Figure 5 shows an alternative method of assembling the transponder. An electrically conductive glue is applied here, preferably epoxy glue, in two strings, 33 and 34, on the coil carrier's end section. Each string is applied in a thin strip from the one half of the end-head 20 and down over the shell surface 22. The strings 33,34 are applied so that a sufficient insulation distance is achieved between the strings. In the event that the coil carrier is an electrically conductive ferrite core, an insulation layer 23 shall also be applied in the same way as shown in figure 2a. This technique enables a rapid assembly process, where the coil winding can be applied in a first stage, after which the glue strings are applied and the coil wire ends 12,13 are connected to the glue strings on the shell surface and the IC circuit 3 is pressed firmly to the glue strings on the end-head surface 20. Where coil wire is used which has protective paint, the protective paint shall be removed on the ends with a suitable process. During soldering and other similar processes the protective paint is removed in the heating process.

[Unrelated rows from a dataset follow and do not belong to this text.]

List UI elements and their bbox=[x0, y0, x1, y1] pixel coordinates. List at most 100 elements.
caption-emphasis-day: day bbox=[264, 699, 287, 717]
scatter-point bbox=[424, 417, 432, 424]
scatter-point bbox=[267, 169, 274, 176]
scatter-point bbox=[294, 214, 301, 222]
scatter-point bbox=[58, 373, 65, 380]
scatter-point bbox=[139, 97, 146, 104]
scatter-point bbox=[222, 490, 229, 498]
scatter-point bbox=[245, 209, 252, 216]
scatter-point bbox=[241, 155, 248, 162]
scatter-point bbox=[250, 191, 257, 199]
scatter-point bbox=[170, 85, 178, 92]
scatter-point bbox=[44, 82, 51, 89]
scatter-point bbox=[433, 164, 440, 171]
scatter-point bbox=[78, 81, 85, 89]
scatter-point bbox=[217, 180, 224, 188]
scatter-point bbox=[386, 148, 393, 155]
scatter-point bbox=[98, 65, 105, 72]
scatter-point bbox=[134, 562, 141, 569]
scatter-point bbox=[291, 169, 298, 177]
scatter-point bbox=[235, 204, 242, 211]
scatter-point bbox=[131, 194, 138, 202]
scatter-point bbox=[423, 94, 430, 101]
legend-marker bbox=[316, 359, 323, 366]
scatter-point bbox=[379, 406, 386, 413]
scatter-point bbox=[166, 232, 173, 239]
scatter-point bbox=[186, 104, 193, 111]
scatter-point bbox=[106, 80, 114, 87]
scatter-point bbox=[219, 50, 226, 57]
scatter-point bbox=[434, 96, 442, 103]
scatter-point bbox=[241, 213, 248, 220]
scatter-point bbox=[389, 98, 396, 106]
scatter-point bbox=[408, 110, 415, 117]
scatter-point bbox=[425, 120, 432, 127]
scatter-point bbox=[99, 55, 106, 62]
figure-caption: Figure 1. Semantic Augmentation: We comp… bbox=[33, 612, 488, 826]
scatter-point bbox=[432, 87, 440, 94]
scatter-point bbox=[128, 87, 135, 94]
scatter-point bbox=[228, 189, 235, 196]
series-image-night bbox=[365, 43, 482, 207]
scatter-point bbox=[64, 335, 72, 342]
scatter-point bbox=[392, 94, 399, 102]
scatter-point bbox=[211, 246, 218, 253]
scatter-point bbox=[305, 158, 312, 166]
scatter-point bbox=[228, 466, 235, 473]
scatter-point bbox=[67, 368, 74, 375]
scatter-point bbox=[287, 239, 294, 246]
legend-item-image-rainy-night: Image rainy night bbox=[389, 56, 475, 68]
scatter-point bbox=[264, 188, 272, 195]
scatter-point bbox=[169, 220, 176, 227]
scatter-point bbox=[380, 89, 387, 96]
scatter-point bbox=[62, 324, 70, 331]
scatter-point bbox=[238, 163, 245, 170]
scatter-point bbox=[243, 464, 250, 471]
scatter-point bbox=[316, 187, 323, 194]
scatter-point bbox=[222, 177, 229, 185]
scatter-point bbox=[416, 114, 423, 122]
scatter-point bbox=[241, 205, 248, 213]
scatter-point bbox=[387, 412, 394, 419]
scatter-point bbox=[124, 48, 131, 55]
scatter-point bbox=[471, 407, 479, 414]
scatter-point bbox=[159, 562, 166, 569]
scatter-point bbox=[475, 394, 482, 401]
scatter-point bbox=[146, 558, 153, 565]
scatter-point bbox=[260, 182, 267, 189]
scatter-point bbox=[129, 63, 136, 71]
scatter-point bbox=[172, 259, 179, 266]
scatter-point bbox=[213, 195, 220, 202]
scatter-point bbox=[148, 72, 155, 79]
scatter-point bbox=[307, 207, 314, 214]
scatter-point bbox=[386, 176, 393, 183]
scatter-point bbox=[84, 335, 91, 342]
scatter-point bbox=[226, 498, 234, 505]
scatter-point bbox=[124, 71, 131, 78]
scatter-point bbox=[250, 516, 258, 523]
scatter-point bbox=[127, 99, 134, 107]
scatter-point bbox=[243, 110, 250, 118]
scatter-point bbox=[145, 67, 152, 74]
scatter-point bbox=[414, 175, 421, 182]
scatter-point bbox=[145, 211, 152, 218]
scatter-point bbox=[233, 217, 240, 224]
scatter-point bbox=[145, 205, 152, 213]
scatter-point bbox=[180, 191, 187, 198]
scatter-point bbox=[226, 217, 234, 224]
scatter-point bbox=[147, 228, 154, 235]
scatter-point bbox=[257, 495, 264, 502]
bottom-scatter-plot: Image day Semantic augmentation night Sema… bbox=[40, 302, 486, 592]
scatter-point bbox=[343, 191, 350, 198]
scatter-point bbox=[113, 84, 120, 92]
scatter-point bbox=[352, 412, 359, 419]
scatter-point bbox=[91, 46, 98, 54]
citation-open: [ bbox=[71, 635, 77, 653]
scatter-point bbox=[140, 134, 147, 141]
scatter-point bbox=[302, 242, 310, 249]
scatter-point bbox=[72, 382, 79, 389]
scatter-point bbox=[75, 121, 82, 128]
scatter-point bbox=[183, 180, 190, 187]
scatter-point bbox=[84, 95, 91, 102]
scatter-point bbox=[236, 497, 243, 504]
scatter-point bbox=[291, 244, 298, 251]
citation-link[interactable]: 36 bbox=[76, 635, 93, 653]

In yet another alternative method for manufacturing of the transponder it is possible to start from a core corresponding to figure 2b. Thereafter the coil is wound and the coil ends are attached to the conductive coating 24, in essentially diametrical surfaces on the shell surface's coating. The slot 25 can be formed in a next stage, and an IC circuit is mounted over the slot 25.

The assembled transponder 1 can in a conventional manner be provided with protective paint and then be moulded into a glass cylinder. This glass cylinder can then be moulded into the object which shall be given an unique code.

The invention can be varied in a number of ways within the framework for the claims. The most important thing is that no extra conductor substrates are required, and that the actual coil carrier

constitutes the supporting body for the electrical conductor connections between the IC circuit and the coil winding. The design example shown in figure 2c also implies that the tolerance requirements during the mounting of the IC circuit to the end-head are set very low. The IC circuit can be permitted rotational positioning round the axis 19 within a very large angular range, in practice exceeding 45 degrees, from a centred normal position. In a similar way the positioning of the wire ends 12,13 can permit rotational positioning round the axis 19 within a very large angular range over the shell surface.

These low tolerance requirements for positioning of the wire ends and the IC circuit imply that the assembly process can be conducted at high speed, with multi-stage operation machines, e. g. of the type shown in WO 96/29618, where the need for adjustments in the machine is dramatically reduced with a design of the transponder in accordance with the invention.

In that the attachment surfaces for the IC circuit and coil's wire ends lie on perpendicular surfaces in relation to each other, and that the coil's wire ends are attached in the same plane as the coil winding, the application and connection of the wire during winding is simplified, while the IC circuit does not run the risk of being affected by the wire application tool.